Abdullah Dehlevî Hazretleri’nin, gönülleri irşâd eden güzel tavsiyelerinden bir kısmı...

“Faydasız sözler konuşmak ve gıybet etmek, orucun sevâbını giderir. Gıybet, ibadetlerin sevâbını yok eder. Gıybetten sakınmak vâciptir. Zahmet çekerek, sıkıntılara katlanarak ibadet yapıp da, bunun sevâbını yok etmek, büyük bir akılsızlıktır. Ameller Allah Teâlâ’ya arz olunur. Gıybeti ve faydasız sözleri Rabbimizin huzûruna göndermemiz, edepten çok uzak bir davranıştır.”[1]

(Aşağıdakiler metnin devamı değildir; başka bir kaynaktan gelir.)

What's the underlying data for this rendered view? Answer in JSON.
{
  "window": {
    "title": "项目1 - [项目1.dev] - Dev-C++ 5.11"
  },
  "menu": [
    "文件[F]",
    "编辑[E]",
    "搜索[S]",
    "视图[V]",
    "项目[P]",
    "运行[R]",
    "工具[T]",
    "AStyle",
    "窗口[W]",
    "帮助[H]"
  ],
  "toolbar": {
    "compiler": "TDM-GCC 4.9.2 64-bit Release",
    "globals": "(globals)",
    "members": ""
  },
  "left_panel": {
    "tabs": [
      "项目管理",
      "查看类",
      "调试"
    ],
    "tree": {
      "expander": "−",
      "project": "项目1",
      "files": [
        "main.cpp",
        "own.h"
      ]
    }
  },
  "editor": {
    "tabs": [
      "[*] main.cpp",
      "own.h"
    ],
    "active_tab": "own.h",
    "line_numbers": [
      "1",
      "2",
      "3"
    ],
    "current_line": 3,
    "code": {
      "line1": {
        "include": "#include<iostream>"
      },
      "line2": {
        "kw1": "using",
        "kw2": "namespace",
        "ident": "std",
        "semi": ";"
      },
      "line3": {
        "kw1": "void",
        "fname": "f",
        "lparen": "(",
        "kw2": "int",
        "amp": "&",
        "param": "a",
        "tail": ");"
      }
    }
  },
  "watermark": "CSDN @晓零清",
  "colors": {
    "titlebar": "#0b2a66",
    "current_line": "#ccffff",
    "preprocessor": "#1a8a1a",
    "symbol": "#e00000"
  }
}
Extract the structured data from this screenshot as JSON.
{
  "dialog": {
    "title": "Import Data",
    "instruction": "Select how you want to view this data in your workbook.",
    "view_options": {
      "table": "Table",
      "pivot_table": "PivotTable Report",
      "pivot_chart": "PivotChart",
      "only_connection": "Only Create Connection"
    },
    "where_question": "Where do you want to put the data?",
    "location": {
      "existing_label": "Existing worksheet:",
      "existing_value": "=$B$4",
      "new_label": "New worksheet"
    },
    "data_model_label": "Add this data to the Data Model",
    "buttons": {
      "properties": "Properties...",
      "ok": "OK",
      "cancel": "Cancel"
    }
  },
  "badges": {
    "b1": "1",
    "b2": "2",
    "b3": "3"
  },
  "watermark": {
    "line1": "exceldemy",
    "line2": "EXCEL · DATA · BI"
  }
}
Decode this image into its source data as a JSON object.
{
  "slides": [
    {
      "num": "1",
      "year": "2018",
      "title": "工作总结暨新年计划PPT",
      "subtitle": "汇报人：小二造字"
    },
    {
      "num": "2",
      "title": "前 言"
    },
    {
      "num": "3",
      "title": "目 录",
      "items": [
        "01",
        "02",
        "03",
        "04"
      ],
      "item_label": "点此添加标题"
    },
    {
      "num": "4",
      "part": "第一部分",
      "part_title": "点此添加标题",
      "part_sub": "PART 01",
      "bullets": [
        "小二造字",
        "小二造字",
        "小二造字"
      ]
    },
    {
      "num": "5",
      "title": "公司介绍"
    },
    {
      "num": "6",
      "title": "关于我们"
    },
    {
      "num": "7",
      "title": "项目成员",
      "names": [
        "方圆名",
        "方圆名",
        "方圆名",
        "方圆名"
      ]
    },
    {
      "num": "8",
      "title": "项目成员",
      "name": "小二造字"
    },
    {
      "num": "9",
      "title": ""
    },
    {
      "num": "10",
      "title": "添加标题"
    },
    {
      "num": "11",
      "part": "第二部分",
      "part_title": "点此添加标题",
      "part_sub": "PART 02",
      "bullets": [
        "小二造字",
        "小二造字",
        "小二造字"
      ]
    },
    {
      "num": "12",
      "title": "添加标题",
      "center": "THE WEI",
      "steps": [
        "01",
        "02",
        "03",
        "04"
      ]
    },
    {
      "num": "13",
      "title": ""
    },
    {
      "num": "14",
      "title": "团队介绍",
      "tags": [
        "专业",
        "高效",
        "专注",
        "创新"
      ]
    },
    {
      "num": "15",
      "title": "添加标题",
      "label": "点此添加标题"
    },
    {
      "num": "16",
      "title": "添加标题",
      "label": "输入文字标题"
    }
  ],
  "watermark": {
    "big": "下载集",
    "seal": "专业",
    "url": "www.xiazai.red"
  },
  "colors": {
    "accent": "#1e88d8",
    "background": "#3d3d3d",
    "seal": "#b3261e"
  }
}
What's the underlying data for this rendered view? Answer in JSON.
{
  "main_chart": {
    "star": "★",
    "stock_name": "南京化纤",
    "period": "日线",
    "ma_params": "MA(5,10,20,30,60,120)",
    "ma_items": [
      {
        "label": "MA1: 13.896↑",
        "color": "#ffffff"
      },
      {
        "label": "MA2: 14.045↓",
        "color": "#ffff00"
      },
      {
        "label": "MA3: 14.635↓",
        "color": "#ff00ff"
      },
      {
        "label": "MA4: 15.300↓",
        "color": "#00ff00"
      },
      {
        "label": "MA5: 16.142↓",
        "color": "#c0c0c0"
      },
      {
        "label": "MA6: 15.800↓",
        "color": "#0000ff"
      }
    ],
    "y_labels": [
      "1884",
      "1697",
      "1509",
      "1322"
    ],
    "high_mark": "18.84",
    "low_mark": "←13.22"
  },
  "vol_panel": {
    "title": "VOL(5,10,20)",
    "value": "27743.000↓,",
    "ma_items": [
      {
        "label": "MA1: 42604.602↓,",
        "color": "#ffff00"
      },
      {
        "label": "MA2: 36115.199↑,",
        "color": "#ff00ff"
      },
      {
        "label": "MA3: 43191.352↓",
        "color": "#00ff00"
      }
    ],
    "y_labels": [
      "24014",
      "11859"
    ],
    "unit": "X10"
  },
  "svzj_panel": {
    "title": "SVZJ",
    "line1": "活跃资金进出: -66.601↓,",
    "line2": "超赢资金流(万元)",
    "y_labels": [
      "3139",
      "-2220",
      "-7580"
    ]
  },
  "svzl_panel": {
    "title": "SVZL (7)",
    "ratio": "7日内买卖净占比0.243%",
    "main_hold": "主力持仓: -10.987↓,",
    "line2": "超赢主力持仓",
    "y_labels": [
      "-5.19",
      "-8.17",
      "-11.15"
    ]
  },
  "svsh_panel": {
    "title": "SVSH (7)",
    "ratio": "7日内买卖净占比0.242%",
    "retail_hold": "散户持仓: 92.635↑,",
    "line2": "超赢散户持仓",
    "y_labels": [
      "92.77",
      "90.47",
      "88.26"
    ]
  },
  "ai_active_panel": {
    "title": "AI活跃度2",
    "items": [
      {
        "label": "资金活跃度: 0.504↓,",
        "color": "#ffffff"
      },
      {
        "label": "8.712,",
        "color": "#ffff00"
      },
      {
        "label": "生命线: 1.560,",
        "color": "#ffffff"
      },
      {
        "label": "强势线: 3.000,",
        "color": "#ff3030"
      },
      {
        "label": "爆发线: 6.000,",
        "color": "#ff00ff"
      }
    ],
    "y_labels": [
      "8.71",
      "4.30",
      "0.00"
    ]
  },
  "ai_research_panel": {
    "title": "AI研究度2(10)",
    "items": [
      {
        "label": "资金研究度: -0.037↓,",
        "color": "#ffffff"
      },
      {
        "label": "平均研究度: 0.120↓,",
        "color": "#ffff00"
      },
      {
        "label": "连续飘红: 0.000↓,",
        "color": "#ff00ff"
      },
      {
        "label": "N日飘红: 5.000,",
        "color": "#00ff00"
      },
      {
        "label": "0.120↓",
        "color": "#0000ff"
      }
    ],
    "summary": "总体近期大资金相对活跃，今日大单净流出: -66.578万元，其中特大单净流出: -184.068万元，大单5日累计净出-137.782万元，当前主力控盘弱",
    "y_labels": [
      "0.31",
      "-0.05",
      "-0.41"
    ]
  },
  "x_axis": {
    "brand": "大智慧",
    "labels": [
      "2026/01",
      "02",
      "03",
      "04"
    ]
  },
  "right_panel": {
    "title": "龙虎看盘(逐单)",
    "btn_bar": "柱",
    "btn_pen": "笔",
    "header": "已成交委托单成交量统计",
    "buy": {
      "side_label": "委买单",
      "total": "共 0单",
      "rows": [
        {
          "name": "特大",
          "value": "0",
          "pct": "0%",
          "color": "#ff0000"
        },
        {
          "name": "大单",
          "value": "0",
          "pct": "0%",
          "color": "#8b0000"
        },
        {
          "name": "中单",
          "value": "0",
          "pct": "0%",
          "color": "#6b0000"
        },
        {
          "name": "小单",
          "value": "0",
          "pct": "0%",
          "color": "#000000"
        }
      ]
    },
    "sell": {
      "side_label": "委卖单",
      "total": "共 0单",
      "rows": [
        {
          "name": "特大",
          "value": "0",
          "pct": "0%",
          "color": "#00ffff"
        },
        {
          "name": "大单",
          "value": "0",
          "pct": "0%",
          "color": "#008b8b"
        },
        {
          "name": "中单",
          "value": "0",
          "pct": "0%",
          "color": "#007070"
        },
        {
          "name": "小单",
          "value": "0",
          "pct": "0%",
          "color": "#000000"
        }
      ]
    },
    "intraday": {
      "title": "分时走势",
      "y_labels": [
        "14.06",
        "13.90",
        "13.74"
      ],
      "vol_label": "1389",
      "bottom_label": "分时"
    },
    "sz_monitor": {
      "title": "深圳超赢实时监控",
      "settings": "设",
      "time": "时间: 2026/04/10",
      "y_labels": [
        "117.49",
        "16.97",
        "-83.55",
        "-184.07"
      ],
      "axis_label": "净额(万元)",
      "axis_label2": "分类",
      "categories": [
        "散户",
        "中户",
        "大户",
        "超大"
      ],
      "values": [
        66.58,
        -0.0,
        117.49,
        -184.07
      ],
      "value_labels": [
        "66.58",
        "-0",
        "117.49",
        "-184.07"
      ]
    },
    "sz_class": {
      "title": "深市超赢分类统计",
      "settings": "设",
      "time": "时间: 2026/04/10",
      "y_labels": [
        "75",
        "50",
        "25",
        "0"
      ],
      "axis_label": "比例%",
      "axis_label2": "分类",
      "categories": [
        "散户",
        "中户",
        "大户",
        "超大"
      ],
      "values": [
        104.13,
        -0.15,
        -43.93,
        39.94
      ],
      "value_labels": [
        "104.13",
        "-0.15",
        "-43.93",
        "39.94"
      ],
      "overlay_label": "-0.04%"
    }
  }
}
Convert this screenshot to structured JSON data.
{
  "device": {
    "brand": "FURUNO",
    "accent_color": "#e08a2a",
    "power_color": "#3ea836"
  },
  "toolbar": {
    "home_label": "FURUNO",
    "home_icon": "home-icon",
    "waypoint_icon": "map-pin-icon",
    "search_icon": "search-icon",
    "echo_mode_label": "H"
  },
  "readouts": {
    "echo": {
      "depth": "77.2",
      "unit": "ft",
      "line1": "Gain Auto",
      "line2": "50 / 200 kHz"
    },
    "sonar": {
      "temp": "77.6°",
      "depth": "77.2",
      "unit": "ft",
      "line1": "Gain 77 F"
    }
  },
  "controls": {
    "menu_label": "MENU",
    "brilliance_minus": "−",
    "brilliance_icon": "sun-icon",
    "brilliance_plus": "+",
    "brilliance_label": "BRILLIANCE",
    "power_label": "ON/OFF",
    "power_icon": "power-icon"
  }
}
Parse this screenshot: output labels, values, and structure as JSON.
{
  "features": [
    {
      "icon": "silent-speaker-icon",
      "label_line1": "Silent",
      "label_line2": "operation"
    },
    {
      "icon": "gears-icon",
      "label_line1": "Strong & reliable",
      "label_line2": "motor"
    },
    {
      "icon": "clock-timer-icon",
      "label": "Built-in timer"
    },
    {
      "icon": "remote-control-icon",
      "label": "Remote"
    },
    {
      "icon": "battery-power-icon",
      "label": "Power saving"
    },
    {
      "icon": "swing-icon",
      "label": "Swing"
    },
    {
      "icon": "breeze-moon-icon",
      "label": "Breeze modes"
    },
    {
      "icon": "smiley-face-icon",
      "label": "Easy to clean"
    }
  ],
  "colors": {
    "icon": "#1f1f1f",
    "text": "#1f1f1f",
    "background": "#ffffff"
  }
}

“Tarîkat işlerinde, kalp hâllerinde ve bedenle yapılacak amellerde şerîatin emirlerine uygun olanı yapmak, bu yolda farzdır. Gaflet ehlinden uzak durmak, vakti sâlih amellere hasretmek, hep kalbe ve kalple de Allah Teâlâ’ya yönelmek, zikretmek, teheccüde kalkmak, seher vaktini gaflet uykusuyla geçirmemek, gözden muhabbet pınarları akıtmak, az konuşmak, az uyumak, az yemek, gâfil insanlar arasında oturmamak ve her zaman sabır, kanaat, tevekkül, teslîmiyet ve rızâ hâlinde bulunmak gerekir. Allah Teâlâ’yı isteyenlerin hâlleri böyle olur.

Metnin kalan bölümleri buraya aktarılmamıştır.